There are, however, circumstances in which genetic testing of children may be appropriate and useful. Examples are children with symptoms of suspected hereditary disorders or those at risk for cancers in which inheritance plays a primary role. In "Genetic Testing and Screening" (American Journal of Nursing, vol. 102, no. 7, July 2002), Dale Halsey Lea and Janet Williams cite children with a family history of familial adenomatous polyposis (FAP) and those diagnosed with certain childhood cancers, such as multiple endocrine neoplasia, as appropriate candidates for genetic testing. They observe that testing can assist to determine planning, surveillance, and treatment for those who are found to have the FAP genetic mutation. Genetic testing for certain childhood cancers may serve to predict risk and improve detection of subsequent malignancies. Lea and Williams concur that the child must agree to and understand the function of genetic testing, and they reiterate that to administer genetic testing to a child not only requires parental consent but also the child's consent.

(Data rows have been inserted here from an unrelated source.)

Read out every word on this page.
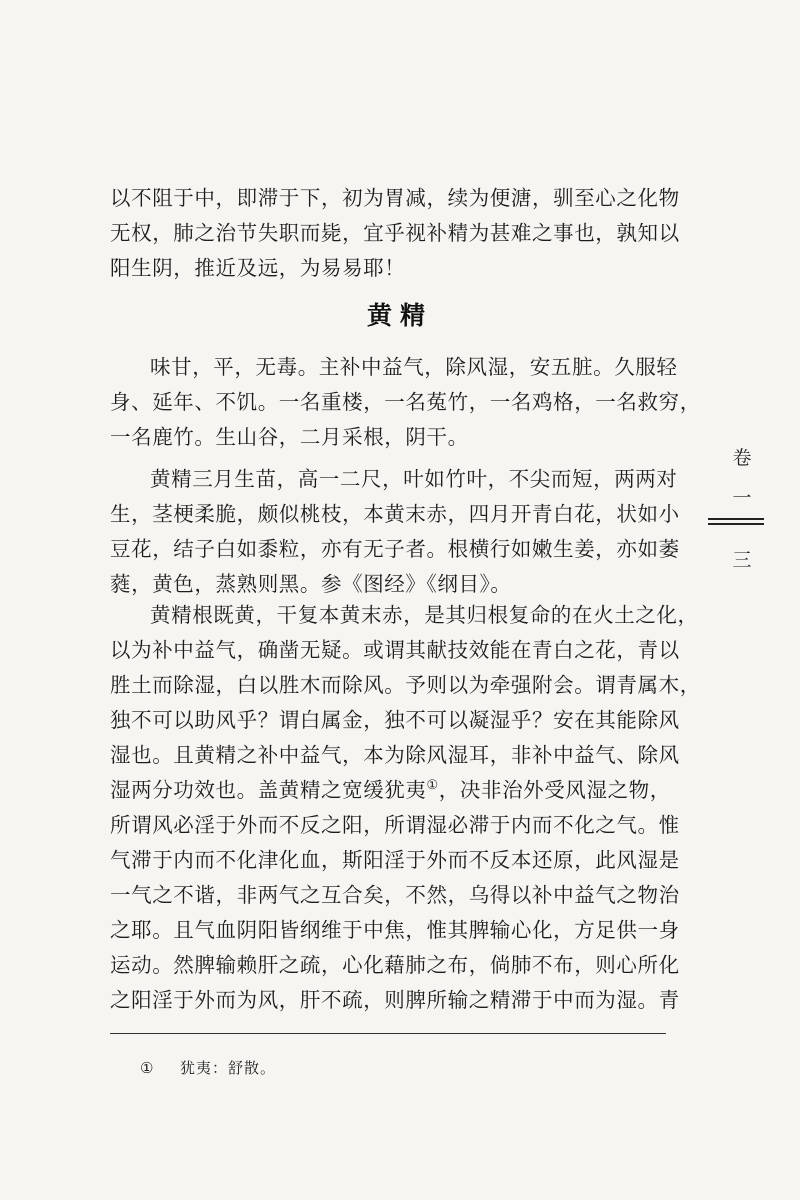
以不阻于中，即滞于下，初为胃减，续为便溏，驯至心之化物
无权，肺之治节失职而毙，宜乎视补精为甚难之事也，孰知以
阳生阴，推近及远，为易易耶！
黄精
味甘，平，无毒。主补中益气，除风湿，安五脏。久服轻
身、延年、不饥。一名重楼，一名菟竹，一名鸡格，一名救穷，
一名鹿竹。生山谷，二月采根，阴干。
黄精三月生苗，高一二尺，叶如竹叶，不尖而短，两两对
生，茎梗柔脆，颇似桃枝，本黄末赤，四月开青白花，状如小
豆花，结子白如黍粒，亦有无子者。根横行如嫩生姜，亦如萎
蕤，黄色，蒸熟则黑。参《图经》《纲目》。
黄精根既黄，干复本黄末赤，是其归根复命的在火土之化，
以为补中益气，确凿无疑。或谓其献技效能在青白之花，青以
胜土而除湿，白以胜木而除风。予则以为牵强附会。谓青属木，
独不可以助风乎？谓白属金，独不可以凝湿乎？安在其能除风
湿也。且黄精之补中益气，本为除风湿耳，非补中益气、除风
湿两分功效也。盖黄精之宽缓犹夷①，决非治外受风湿之物，
所谓风必淫于外而不反之阳，所谓湿必滞于内而不化之气。惟
气滞于内而不化津化血，斯阳淫于外而不反本还原，此风湿是
一气之不谐，非两气之互合矣，不然，乌得以补中益气之物治
之耶。且气血阴阳皆纲维于中焦，惟其脾输心化，方足供一身
运动。然脾输赖肝之疏，心化藉肺之布，倘肺不布，则心所化
之阳淫于外而为风，肝不疏，则脾所输之精滞于中而为湿。青
卷
一
三
① 犹夷：舒散。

New Testing Guidelines for Infants Sparks Debate
In the article "Panel to Advise Testing Babies for 29 Diseases" in the February 21, 2005, issue of The New York Times (http://www.nytimes.com/2005/02/21/health/21baby.html?pagewanted=1&ei=5090&en=5ea4e9b22ce822c8&ex=1266728400&partner=rssuserland), Gina Kolata reports that a federal advisory group recommendation advocating screening infants for twenty-nine rare medical conditions has generated debate among health care professionals and the general population. The advisory group not only seeks to expand newborn screening but also to standardize it from state to state. In 2005 some states screened for just four conditions while others test newborns for as many as thirty-five diseases.
Advocates of expanded newborn screening assert that while the twenty-nine conditions occur infrequently, there are effective, potentially lifesaving medical treatments for each condition. Opponents claim that the efficacy of treatment has not been adequately evaluated or substantiated. They further caution that screening detects even those infants with the mildest forms of the disorders and essentially forces parents and health care professionals to consider treatment that may be more harmful than the mild disorder. They also wonder about the advisability of labeling infants with diagnoses of diseases from which they may never suffer.